Dank seiner Parallele
versinkt der Ton im Saal,
und im Verlies der Kehle
reift längst die rote Zahl.



 – FrankReich –





Au, wei! 

Sprach der Papa Gei



 – Kind, was hast du nur für Nöte,

du monierst gern mein Geschrei,

willst, dass ich voll Zauber flöte?

Dabei bin ich, Papagei,


nicht die Nachtigall am Weiher!

Muss ich mich denn dafür schäm,

dass ich gern mit Mama geier –

haben alle Nachwuchs-Eier

mit den Eltern ein Problem?


Papagena, Tochter, Täubchen,

gestern, auf der Palme, saß

neben dir ein Typ mit Häubchen,

der dir aus der Kralle fraß.


Schnabuliert habt ihr, mit Wonne

und ich hörte all den Stuss,

den er dir versprach.

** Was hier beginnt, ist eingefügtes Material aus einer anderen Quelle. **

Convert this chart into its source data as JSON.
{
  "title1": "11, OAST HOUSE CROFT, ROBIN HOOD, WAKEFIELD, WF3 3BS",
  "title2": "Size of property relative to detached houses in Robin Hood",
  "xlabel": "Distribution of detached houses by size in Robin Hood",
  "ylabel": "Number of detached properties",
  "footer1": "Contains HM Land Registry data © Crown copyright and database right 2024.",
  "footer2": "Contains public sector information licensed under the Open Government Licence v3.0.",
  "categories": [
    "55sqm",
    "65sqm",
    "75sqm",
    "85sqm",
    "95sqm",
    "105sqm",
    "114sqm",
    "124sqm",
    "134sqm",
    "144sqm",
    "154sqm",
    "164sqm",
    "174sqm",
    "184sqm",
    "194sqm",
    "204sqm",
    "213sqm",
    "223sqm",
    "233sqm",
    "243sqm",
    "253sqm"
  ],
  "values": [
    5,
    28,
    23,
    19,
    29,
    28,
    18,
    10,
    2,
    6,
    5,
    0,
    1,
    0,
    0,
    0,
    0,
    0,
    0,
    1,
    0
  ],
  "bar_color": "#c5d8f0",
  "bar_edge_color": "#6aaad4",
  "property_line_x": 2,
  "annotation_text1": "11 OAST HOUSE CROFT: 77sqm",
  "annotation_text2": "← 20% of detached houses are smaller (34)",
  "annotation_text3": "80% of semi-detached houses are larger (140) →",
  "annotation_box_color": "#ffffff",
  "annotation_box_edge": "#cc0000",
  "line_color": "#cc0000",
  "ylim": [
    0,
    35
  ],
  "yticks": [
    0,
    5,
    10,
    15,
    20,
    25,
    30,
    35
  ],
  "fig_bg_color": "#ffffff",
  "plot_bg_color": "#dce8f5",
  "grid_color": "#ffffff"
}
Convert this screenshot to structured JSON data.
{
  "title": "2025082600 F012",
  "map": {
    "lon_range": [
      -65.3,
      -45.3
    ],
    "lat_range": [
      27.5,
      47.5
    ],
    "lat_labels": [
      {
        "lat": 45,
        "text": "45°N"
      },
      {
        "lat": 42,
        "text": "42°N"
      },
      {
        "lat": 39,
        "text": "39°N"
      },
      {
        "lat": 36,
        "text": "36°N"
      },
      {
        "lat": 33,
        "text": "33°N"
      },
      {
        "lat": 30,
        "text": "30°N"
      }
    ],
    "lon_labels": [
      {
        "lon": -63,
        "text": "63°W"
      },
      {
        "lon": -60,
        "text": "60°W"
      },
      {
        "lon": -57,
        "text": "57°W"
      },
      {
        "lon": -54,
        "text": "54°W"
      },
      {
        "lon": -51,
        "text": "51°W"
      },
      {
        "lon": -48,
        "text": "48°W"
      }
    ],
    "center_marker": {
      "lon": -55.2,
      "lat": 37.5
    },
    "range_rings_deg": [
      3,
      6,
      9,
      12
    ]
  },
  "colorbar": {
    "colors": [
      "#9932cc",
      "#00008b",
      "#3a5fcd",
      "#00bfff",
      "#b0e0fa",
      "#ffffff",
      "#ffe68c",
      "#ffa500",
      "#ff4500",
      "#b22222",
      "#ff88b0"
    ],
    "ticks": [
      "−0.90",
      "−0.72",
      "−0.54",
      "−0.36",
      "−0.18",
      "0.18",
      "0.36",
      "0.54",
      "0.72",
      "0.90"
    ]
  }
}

Oh, Sonne,

stehst du jetzt auf Kakadus?


Diesem Kerl fehlt manches Schräubchen,

dazu dieser Siegerton.

Mieser Überflieger, Täubchen –

Der wird nicht mein Schwiegersohn!



 – niemand – 



 


Halbwertszeit



 – Im Urlaub fuhr Familie P.

nach Norden mit dem Pkw

und lebte dann in Dänemark

am See im Holzhaus recht autark.

 

Sie aßen täglich gut und frisch

aus eignem Fang gegrillten Fisch

und außer Störungen durch Mücken

schien die Erholung gut zu glücken.

 

Am Urlaubsende nach drei Wochen

sind sie zur Heimfahrt aufgebrochen

und endlich nach sehr vielen Staus

erreichen sie das eigne Haus.

 

Es schmerzt nach langer Fahrt der Nacken,

doch gilt es, Koffer auszupacken

und jede Menge Tragetaschen

verschmutzter Wäsche wegzuwaschen.

 

«Oh Gott!», ein spitzer Schrei der Mutter.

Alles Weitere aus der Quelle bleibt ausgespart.